The regulations of the Staplers and the Crown were stringent: the wool had to be packed in the country of origin and there was to be no mixing of hair and earth or rubbish with it. The collectors (appointed by the company for the different wool growing districts, and sworn in by the Exchequer) rode round and sealed each package so that it could not be opened without breaking the seal. The great bales left the Granges on the backs of pack-horses, to join the ancient track ways over the Hampshire Downs (conveniently near to White's packing farms) then, through Surrey and Kent, to the Medway ports by the Pilgrims Way. At the different ports, the quantity was entered in the record books, and so off to Calais. The wool trade between England and Flanders was so great that during some of the quarrelling between these two countries, a threat, on Englands part, to put a stop to it made the Flemish rulers come to terms.
Merchants of the Staple or "Merchant Staplers", were an English trading company that controlled the export of English raw wool. The first wool staple (a place designated by royal ordnance as a special center of commerce) was established in 1294, and the first compulsory staple, where all wool exporters were required to trade, was set up in 1314. The staple was moved from place to place according to political needs, however in 1363 a group of 26 English merchants were incorporated as the Company of the Staple at Calais with a complete monopoly of wool exports, remaining almost continuously at Calais until 1558, with the company's resources contributing heavily to the defence of that city against the French. The company's wealth and importance diminished with the rise of the English cloth trade and the loss of Calais to the French in 1558. The staple was then moved to Bruges, with the Staplers retaining their monopoly until 1617, when the export of raw wool was prohibited and home staples established. They then became domestic wool brokers. The Staplers were the only trading company to be organized on a commodity rather than a regional basis. [top]
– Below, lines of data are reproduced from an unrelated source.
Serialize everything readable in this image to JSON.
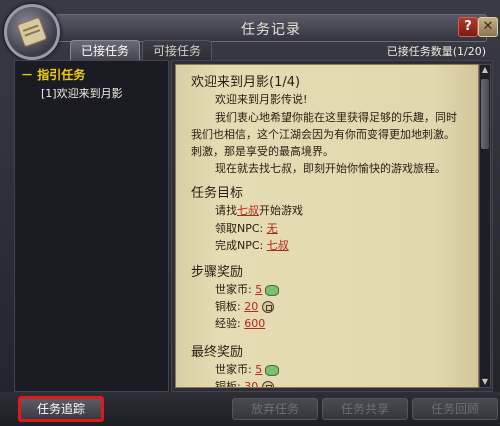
{
  "window": {
    "title": "任务记录"
  },
  "tabs": [
    {
      "label": "已接任务"
    },
    {
      "label": "可接任务"
    }
  ],
  "count_label": "已接任务数量(1/20)",
  "tree": {
    "category": "指引任务",
    "items": [
      {
        "label": "[1]欢迎来到月影"
      }
    ]
  },
  "quest": {
    "title": "欢迎来到月影(1/4)",
    "intro": [
      "欢迎来到月影传说!",
      "我们衷心地希望你能在这里获得足够的乐趣，同时",
      "我们也相信，这个江湖会因为有你而变得更加地刺激。",
      "刺激，那是享受的最高境界。",
      "现在就去找七叔，即刻开始你愉快的游戏旅程。"
    ],
    "goal_head": "任务目标",
    "goal_line1_pre": "请找",
    "goal_line1_npc": "七叔",
    "goal_line1_post": "开始游戏",
    "accept_label": "领取NPC: ",
    "accept_npc": "无",
    "finish_label": "完成NPC: ",
    "finish_npc": "七叔",
    "step_reward_head": "步骤奖励",
    "step_rewards": [
      {
        "label": "世家币: ",
        "value": "5",
        "icon": "coin-icon"
      },
      {
        "label": "铜板: ",
        "value": "20",
        "icon": "copper-icon"
      },
      {
        "label": "经验: ",
        "value": "600",
        "icon": ""
      }
    ],
    "final_reward_head": "最终奖励",
    "final_rewards": [
      {
        "label": "世家币: ",
        "value": "5",
        "icon": "coin-icon"
      },
      {
        "label": "铜板: ",
        "value": "30",
        "icon": "copper-icon"
      }
    ]
  },
  "buttons": {
    "track": "任务追踪",
    "abandon": "放弃任务",
    "share": "任务共享",
    "return": "任务回顾"
  }
}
Broggers. Wool was a very, if not, the most valuable commodity in England, and the wool trade was controlled by the State. A Brogger was a freelance wool dealer, (also known as wool mongers or woolmen), who worked without the necessary license. They bought large amounts of wool from rural farmers and sold it at a large profit for sale and export in the regional markets or staple towns. Broggers usually agreed a price in April or May, and collected the wool after shearing in June. Being middle men they were naturally widely disliked. [top]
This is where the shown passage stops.